В моих поисках попался мне документ, который ясно подтверждает, что в бытность свою комендантом, будущий советский полярник не только приводил в исполнение смертные приговоры, но ещё и обучал этому жестокому ремеслу начинающих чекистов. Один из его прилежных учеников, Александр Журбенко, впоследствии сделал недурственную карьеру в системе карательных органов, и стал большим начальником. Возглавил Управление НКВД по Москве и Московской области. Когда в 1938 году его арестовали, он из камеры написал письмо Сталину, в котором, пытаясь разжалобить вождя, подробно рассказал о своей многолетней работе чекиста, начавшейся в комендатуре Крымской ЧК, где он, под руководством ставшего теперь знаменитым на весь мир Папанина, своей «ещё юношеской рукой непосредственно уничтожал врагов».

Тренировал своих подопечных Папанин не только в стрельбе по живым мишеням в подвалах Симферопольского ЧеКа. Мелкого роста, но удивительно жилистый и обладавший громадной силой он упражнялся при подчинённых своих вот уж действительно зверской забавой. Ещё не начиная допрос, он на спор отправлял в глубокий нокаут с одного удара правой всякого, кто представал перед ним.

— Ну что, братишка, допрыгался?

Местные создатели и хранители чекистского чёрного юмора называли этот приём «наркозом Папанина».

«Служба комендантом Крымской ЧК, — написал Папанин в помянутых мемуарах, — оставила след в моей душе на долгие годы. Дело не в том, что сутками приходилось быть на ногах, вести ночные допросы... Работники ЧК были санитарами революции, насмотрелись всего. К нам часто попадали звери, по недоразумению называвшиеся людьми. Разговор с ними был короткий: следствие, суд и — к стенке».
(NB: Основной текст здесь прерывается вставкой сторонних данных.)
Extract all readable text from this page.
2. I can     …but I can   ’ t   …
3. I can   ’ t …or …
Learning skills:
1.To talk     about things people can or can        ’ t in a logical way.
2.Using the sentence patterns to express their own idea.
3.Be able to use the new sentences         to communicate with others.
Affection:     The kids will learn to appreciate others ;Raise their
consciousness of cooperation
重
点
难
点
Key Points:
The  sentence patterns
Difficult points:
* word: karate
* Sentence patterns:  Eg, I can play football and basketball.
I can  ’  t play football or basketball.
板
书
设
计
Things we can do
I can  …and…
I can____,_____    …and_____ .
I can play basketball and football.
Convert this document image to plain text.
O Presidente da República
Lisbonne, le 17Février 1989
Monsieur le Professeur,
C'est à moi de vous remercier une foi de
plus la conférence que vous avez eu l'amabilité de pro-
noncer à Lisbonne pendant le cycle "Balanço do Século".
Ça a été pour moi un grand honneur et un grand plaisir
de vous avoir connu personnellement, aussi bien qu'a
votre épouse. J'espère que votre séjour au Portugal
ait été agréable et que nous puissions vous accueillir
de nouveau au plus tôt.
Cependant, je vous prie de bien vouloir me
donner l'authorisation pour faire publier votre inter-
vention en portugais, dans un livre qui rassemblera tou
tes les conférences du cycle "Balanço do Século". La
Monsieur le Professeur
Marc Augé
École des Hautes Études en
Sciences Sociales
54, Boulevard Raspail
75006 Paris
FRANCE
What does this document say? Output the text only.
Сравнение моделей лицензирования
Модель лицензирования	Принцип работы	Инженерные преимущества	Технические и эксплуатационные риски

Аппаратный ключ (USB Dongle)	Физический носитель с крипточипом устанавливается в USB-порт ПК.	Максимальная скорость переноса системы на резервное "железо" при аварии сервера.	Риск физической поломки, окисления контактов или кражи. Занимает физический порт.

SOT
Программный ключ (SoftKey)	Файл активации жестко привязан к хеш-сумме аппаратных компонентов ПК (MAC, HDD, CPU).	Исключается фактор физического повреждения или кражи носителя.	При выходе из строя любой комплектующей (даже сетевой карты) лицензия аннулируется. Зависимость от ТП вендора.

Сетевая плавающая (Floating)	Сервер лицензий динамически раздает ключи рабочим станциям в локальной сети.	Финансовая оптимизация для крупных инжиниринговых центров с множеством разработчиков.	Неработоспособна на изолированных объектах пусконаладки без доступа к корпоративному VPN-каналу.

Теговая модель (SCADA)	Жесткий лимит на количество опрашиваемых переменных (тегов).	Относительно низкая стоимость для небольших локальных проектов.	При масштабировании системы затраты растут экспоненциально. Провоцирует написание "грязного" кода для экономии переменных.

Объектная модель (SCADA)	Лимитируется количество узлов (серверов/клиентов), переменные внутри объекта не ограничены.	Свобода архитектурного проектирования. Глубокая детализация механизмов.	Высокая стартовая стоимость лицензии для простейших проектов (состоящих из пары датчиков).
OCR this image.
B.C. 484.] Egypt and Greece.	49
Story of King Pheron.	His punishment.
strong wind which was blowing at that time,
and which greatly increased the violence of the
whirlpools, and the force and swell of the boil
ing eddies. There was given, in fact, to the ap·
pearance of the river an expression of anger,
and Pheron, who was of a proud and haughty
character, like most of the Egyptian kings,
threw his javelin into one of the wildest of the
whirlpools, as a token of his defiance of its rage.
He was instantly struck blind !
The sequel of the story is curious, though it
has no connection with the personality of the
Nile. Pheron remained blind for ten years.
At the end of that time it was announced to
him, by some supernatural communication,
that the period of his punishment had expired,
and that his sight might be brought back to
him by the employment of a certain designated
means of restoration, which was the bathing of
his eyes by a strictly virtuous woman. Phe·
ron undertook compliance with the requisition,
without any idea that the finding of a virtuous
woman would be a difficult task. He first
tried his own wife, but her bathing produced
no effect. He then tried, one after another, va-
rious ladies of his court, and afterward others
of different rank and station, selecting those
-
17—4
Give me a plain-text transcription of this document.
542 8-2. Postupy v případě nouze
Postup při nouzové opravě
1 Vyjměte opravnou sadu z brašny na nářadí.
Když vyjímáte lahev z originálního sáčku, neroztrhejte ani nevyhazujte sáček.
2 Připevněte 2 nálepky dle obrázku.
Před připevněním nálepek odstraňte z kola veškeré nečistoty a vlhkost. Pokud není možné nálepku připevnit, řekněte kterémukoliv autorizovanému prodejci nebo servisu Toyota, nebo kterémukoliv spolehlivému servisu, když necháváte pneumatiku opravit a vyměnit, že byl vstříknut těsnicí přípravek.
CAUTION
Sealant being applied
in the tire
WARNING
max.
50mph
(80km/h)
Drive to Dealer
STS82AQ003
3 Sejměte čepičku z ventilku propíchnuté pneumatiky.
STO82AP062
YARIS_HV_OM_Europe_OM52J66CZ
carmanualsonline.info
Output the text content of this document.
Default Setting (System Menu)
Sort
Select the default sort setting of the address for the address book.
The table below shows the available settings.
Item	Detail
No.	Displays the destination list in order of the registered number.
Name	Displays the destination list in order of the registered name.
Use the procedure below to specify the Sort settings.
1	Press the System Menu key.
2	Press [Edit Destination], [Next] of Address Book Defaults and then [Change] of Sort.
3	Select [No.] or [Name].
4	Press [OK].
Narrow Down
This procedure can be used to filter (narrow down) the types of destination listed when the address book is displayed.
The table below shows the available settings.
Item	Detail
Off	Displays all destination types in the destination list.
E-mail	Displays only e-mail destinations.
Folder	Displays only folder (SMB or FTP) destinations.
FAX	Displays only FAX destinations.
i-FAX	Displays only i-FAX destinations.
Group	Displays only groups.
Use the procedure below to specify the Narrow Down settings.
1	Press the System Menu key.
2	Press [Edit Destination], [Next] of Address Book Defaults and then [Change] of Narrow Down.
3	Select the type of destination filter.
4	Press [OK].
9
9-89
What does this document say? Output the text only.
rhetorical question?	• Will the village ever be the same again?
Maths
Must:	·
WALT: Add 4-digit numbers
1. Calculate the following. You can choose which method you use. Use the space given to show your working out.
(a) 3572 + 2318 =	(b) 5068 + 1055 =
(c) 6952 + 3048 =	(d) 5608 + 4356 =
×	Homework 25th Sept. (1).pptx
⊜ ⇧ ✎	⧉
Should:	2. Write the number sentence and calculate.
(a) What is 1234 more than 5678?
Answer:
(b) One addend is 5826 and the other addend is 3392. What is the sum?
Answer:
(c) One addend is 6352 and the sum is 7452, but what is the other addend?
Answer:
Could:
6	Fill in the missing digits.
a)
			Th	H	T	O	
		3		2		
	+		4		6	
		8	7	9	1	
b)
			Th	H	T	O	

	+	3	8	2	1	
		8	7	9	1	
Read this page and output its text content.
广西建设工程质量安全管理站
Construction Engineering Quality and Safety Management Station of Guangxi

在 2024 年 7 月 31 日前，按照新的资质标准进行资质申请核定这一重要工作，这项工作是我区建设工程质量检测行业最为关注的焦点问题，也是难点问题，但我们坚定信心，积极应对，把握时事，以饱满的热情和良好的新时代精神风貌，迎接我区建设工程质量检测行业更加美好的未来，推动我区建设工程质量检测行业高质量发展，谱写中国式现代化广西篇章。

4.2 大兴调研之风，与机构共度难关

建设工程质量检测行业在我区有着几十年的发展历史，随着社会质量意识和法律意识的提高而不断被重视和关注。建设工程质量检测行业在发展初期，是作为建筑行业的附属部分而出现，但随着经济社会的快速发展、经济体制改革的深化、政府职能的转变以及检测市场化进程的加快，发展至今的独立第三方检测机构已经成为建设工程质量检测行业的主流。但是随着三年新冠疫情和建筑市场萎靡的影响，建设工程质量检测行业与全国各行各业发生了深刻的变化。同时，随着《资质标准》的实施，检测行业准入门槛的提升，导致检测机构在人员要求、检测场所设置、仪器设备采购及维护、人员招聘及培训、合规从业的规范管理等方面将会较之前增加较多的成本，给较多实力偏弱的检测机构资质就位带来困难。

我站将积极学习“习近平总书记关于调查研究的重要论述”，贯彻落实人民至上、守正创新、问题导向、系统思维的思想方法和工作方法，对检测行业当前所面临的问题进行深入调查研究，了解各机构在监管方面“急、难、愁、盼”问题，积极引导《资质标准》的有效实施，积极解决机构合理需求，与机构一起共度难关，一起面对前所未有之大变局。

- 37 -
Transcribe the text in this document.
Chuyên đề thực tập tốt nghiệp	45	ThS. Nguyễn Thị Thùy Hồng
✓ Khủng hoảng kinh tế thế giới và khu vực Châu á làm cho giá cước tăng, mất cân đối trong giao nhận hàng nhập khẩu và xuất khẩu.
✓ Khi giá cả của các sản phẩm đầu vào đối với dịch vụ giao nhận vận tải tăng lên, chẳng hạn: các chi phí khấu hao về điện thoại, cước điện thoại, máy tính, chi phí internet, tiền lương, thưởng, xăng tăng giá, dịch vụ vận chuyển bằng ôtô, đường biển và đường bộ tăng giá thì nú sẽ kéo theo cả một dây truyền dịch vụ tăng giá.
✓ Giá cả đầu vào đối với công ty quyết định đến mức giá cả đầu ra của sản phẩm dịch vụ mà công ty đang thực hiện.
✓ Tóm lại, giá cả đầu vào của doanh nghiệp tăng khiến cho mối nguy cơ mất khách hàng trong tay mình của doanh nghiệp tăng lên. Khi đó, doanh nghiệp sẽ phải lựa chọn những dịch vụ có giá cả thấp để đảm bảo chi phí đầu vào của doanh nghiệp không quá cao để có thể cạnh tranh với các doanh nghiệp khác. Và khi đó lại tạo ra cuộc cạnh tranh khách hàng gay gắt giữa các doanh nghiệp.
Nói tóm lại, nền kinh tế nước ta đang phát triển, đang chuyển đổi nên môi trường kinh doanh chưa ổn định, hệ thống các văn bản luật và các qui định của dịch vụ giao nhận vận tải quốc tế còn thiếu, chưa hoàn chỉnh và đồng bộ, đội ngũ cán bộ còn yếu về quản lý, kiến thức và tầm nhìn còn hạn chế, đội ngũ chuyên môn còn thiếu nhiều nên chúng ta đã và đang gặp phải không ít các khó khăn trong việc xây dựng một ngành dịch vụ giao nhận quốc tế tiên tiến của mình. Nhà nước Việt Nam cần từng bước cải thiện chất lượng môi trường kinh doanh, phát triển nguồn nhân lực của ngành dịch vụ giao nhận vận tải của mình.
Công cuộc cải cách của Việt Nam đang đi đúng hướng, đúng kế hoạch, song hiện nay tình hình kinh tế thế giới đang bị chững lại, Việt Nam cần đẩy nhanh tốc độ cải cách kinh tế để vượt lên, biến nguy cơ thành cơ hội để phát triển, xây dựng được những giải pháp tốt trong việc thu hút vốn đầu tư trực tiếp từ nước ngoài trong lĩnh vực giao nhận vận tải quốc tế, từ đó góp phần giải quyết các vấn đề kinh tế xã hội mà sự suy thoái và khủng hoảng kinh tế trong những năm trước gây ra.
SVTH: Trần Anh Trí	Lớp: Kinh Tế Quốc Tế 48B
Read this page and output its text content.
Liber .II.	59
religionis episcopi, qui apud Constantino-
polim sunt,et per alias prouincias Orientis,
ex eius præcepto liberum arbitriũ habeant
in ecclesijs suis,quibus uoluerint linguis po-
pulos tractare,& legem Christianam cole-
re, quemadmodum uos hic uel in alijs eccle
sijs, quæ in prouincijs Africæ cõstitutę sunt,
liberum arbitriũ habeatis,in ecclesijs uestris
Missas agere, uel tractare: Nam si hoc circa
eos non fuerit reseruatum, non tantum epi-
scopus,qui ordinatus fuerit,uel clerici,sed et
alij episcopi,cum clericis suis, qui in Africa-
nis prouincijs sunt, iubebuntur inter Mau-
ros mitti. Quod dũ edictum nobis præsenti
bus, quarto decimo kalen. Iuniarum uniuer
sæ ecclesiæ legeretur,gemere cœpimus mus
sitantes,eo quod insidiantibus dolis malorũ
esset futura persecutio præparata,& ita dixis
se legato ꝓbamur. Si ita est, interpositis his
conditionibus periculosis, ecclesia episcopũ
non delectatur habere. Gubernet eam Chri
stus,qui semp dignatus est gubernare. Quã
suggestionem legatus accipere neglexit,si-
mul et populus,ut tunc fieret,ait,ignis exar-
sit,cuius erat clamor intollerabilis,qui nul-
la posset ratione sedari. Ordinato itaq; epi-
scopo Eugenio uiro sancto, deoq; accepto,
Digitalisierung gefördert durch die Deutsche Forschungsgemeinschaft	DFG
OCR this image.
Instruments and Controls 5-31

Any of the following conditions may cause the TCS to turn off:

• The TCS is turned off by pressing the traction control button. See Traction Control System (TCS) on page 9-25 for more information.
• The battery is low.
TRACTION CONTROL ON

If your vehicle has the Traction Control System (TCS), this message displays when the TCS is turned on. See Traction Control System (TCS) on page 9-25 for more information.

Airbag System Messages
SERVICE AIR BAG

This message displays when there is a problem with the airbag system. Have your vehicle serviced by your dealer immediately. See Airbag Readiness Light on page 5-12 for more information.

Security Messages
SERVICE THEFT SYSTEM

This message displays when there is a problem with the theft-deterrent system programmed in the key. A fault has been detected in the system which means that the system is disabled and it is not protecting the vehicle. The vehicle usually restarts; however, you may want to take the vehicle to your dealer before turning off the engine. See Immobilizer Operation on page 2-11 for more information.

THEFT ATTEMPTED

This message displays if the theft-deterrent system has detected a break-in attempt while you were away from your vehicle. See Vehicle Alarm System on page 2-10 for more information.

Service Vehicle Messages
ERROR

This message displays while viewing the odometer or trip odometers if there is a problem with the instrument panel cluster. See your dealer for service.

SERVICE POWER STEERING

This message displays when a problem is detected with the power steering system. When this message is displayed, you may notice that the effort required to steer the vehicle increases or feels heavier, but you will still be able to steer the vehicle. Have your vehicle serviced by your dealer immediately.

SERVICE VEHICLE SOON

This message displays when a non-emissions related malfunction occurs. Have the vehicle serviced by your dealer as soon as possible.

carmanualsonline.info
Что это были за «звери», можно узнать опять же из мемуарных записей того, кто этих зверей ставил к той смертной стенке: «Ходил хлопотать ко мне за <…> задержанных студентов высокий, темноволосый молодой человек с ясными глазами. Он горячо доказывал, что головой ручается за своих друзей. И приходилось мне поднимать их дела, идти к следователям. Я забыл об этом “ходатае” и никогда бы не вспомнил, если бы через три с половиной десятилетия в коридоре Академии наук не остановил меня всемирно известный учёный.

— Иван Дмитриевич, помните ли вы, как по моей просьбе из тюрьмы студентов выпускали?! — спросил он и засмеялся. Это был Игорь Васильевич Курчатов».

Продолжу цитировать Папанина: «В ЧК рекомендовала меня Розалия Самойловна Землячка. Было это в ноябре 1920 года. Говорят, у каждого человека есть свой ангел-хранитель. Не знаю, у кого как, но у меня такой ангел был — Розалия Самойловна». Крестная мать от Сатаны.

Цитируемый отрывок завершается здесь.